# where's the igniter???



## rbig (Sep 5, 2004)

Got an FD620D Kawasaki on cub cadet. 

I think my igniter is no good. I'd like to remove it and I have the circuit data to check it with.

Physically, where is the igniter??? I'm looking at a spot way down on left side, by the frame. 

If that's the igniter, I can get it out fairly easy.


----------



## HYDROGUARDIAN16 (Feb 14, 2007)

rbig, check on the sides of the motor. The CDI box may be the item you are talking about, I dont think that the CDI is bad, it could be something else. What is the engine doing, not starting?
Need more details to solve your issue.


----------



## rbig (Sep 5, 2004)

Got the igniter out. It checks good. Now I have to go into the solenoid to see why it's not functioning.


----------



## HYDROGUARDIAN16 (Feb 14, 2007)

gee, what is the motor doing wrong that makes you think this, is it not starting? Explain. I work on this kind of stuff a lot, so let me know what is going on with the motor that makes you think the igniter is bad


----------



## rbig (Sep 5, 2004)

No fire both plugs. Pulled grounding wire in both spark coils. No fire. They meet at the igniter.


----------



## HYDROGUARDIAN16 (Feb 14, 2007)

no spark, did the magneto explode? i just fixed a 14 horse 2 cylinder briggs, and the magneto had exploded giving me no spark. replaced it and it worked/strarted right up. anyways, If you think the CDI or igniter is bad, why dont you drive out to a parts place and buy a new one.
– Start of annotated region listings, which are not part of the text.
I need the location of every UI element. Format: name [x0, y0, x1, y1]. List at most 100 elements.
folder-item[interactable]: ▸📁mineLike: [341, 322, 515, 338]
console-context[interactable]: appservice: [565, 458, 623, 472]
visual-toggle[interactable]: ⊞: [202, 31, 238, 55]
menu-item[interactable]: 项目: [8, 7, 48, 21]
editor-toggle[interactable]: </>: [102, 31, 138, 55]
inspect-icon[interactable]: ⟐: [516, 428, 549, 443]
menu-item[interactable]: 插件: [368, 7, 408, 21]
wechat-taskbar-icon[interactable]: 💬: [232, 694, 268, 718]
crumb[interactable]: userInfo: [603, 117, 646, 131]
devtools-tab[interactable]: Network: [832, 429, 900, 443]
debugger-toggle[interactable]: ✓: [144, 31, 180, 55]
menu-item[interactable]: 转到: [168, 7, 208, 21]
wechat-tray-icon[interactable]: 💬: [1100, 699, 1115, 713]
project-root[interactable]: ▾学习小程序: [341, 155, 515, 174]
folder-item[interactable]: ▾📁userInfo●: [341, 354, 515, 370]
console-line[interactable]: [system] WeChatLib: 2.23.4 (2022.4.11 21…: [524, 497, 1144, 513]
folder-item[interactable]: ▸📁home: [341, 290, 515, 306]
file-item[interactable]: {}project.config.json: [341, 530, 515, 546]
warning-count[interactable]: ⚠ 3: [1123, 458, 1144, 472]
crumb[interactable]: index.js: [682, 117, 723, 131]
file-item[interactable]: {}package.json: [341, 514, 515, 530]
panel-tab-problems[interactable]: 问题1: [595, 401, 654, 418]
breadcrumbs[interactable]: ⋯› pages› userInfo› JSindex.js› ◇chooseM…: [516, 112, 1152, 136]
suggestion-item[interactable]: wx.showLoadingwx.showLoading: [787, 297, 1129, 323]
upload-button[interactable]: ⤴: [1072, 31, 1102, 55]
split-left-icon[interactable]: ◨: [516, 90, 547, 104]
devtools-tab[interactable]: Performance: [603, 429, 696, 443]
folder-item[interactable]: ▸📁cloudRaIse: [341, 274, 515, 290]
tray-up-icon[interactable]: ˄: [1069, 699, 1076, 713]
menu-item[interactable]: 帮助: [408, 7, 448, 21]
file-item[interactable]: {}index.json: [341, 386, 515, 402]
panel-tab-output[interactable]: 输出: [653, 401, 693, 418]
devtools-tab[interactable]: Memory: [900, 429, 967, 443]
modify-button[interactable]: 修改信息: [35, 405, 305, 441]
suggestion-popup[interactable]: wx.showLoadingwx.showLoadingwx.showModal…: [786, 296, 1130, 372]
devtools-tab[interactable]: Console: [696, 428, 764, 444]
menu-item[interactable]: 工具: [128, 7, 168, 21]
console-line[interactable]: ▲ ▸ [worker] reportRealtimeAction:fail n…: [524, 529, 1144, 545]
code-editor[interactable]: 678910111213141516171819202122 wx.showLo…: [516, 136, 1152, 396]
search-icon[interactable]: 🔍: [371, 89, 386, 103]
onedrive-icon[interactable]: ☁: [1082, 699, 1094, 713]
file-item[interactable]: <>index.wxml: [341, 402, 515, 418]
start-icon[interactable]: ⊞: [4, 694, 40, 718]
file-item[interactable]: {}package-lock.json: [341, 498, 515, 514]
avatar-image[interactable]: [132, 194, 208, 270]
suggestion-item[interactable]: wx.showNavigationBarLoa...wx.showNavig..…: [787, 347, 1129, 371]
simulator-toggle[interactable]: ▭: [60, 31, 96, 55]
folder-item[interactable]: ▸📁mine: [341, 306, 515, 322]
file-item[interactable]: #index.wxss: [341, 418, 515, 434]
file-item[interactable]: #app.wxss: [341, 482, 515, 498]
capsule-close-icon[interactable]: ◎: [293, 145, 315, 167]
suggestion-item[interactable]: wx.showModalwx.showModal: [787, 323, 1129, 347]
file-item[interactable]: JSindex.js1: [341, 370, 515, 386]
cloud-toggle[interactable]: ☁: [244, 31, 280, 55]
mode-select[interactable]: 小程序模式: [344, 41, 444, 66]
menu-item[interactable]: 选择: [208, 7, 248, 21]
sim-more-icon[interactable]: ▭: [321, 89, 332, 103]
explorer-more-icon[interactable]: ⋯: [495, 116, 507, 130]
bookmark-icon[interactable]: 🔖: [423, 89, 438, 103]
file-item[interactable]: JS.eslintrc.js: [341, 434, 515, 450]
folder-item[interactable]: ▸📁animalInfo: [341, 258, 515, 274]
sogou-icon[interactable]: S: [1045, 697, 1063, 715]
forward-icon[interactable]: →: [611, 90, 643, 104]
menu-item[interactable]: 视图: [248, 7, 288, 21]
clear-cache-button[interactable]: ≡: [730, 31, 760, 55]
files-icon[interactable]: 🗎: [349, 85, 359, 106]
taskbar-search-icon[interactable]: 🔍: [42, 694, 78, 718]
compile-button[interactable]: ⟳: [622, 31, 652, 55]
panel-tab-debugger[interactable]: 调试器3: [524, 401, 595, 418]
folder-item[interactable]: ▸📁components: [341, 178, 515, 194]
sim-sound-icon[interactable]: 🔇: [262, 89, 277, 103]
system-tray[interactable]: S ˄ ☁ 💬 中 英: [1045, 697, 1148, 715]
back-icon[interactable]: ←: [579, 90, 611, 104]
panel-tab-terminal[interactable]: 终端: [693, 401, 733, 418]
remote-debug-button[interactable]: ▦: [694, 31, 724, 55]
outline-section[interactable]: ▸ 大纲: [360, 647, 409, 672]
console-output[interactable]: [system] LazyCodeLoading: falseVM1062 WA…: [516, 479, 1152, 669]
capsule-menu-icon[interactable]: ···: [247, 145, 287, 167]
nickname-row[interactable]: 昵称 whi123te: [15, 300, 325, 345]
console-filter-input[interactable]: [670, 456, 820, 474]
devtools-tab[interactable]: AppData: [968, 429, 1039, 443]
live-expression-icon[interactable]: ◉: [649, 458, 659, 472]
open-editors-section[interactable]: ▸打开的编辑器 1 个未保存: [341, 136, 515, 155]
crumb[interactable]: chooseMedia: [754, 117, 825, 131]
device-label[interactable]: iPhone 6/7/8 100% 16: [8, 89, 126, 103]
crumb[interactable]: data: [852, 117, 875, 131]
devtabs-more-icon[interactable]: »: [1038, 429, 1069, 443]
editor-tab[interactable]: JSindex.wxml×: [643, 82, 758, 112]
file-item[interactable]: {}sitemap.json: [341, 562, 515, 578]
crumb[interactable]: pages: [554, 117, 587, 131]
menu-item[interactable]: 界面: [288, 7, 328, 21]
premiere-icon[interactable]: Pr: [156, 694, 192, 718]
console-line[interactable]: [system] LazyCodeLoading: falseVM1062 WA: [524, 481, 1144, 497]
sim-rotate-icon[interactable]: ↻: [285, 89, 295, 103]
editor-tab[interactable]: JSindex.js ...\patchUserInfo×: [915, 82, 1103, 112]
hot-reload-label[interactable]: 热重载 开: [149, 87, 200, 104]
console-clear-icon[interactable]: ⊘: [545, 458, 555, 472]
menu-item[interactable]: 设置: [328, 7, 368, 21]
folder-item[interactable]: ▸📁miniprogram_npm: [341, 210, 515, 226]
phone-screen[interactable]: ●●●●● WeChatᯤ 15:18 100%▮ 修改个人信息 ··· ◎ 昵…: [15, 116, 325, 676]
They can be pricey, 40 bucks or more sometimes. but if it keeps your machine going, buy one and let us know how it works if it does.


----------



## rbig (Sep 5, 2004)

Big reason I want to check this one is because they're $235 from Kawasaki.

Let's get back to where is the igniter question.


----------



## IH farm boy (Aug 29, 2010)

try your local napa store if you have one they can get stuff for all you common small gas engines a lot cheaper than oem and lot cheaper


----------